The use of populations from tertiary obstetric centers could hinder the extrapolation to primary care patients.
The low score of discrimination of the final model. Calibration and discrimination are statistical characteristics of the performance of a predictive model, but neither captures the clinical consequences at a particular level 13, and hence the authors believe that it has no significant impact on the value of the model developed. Nevertheless, these data are important since they will allow for a future comparison against new complementary or alternate models.
The inclusion of only patients receiving spinal morphine and dexamethasone for PONV prophylaxis is initially a disadvantage since not every anesthesiologist uses the same medications herein described. However, since this regimen is consistent with the international guidelines and recommendations, in the future this may become a strength allowing for further extrapolation of the data.
Significant strengths of the study may also be highlighted, such as its prospective nature and the possibility to develop a model with a sufficient sample size, resulting in 12.66 outcomes per variable studied.
The prognostic scale developed may be valuable in clinical practice since it does not require laboratory tests, questions are easy to answer, and is easy to administer since no time consuming calculations are required.
The recommendations for the management of PONV in the non-obstetric population are aimed at the identification and classification of intermediate to high-risk patients for the implementation of targeted therapies leading to improved satisfaction, less complications and lower costs. 1
This study is the first step towards introducing these recommendations in cesarean section; therefore, further research is needed to confirm the role of the factors herein identified, to provide external validation of the model developed and, if appropriate, to introduce changes and make an assessment that generates a predictive model for early identification of patients who may benefit from managing and reducing the incidence of PONV in cesarean section.
ETHICAL RESPONSIBILITIES
Endorsement of the ethics committee
This study was approved by the Bioethics Committee of the Institute of Medical Research of the School of Medicine, Universidad de Antioquia, Medellín, Colombia; proceedings N.° 019 of December 1st, 2016.

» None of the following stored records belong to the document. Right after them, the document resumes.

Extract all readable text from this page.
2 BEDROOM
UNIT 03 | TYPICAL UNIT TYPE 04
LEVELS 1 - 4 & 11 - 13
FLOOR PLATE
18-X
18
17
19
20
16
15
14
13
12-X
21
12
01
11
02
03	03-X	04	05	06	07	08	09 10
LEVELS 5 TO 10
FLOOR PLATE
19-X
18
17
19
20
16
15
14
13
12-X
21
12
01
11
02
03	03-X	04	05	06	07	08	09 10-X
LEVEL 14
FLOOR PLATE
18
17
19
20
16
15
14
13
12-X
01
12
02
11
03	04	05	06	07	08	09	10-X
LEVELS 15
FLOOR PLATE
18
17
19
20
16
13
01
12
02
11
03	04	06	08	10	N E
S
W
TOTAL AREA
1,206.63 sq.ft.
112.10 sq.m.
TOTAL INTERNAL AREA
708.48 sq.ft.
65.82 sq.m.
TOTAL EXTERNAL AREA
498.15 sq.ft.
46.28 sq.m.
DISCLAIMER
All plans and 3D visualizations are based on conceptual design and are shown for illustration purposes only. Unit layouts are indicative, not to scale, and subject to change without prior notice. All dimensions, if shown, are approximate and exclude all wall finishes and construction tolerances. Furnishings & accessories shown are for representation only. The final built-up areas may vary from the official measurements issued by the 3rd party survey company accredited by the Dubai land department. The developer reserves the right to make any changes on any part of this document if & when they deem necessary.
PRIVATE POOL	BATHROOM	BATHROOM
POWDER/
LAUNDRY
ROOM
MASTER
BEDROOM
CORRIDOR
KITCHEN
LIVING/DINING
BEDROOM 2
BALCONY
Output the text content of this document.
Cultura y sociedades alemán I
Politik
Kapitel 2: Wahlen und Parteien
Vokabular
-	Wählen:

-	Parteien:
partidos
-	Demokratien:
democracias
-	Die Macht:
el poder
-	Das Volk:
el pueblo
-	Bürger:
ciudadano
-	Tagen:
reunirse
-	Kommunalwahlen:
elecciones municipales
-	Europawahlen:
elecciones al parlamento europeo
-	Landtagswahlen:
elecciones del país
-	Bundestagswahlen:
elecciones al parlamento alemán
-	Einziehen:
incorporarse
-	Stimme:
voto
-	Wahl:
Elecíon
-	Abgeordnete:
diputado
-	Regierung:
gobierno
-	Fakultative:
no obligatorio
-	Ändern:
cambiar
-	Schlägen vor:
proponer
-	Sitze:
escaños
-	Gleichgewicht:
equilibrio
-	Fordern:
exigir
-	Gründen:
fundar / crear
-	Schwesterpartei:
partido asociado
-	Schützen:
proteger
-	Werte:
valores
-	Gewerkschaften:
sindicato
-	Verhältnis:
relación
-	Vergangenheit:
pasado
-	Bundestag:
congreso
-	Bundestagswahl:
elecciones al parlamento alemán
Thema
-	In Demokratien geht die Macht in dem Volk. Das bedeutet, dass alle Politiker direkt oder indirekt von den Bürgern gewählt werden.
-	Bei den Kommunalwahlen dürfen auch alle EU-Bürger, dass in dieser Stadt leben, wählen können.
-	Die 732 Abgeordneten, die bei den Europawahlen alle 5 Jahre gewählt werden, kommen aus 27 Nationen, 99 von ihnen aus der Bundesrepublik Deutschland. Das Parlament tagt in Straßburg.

Protection of humans and animals
The authors declare that no experiments were conducted in humans or in animals for this research study. The authors declare that the procedures followed were consistent with the ethical standards of the responsible human experimentation committee and in accordance with the World Medical Association and the Declaration of Helsinki.
Confidentiality of the data
The authors declare that they have followed the protocols of their work center on the publication of patient data.
Right to privacy and informed consent
The authors declare that this article does not disclose any patient data. The authors have obtained the informed consent of the patients and / or subjects mentioned in the article. This document is in the possession of the corresponding author.
Contribution by the authors
MDLP and OLG: Participated in the design, analysis and interpretation of the study and in the drafting and revision of the manuscript.
DCA: Participated in the analysis and interpretation, as well as in the revision of the manuscript.
ADLP: Participated in the design and implementation of the project, as well as in the drafting and revision of the manuscript.
JJA and RM: Participated in the implementation of the project, as well as in the revision of the manuscript.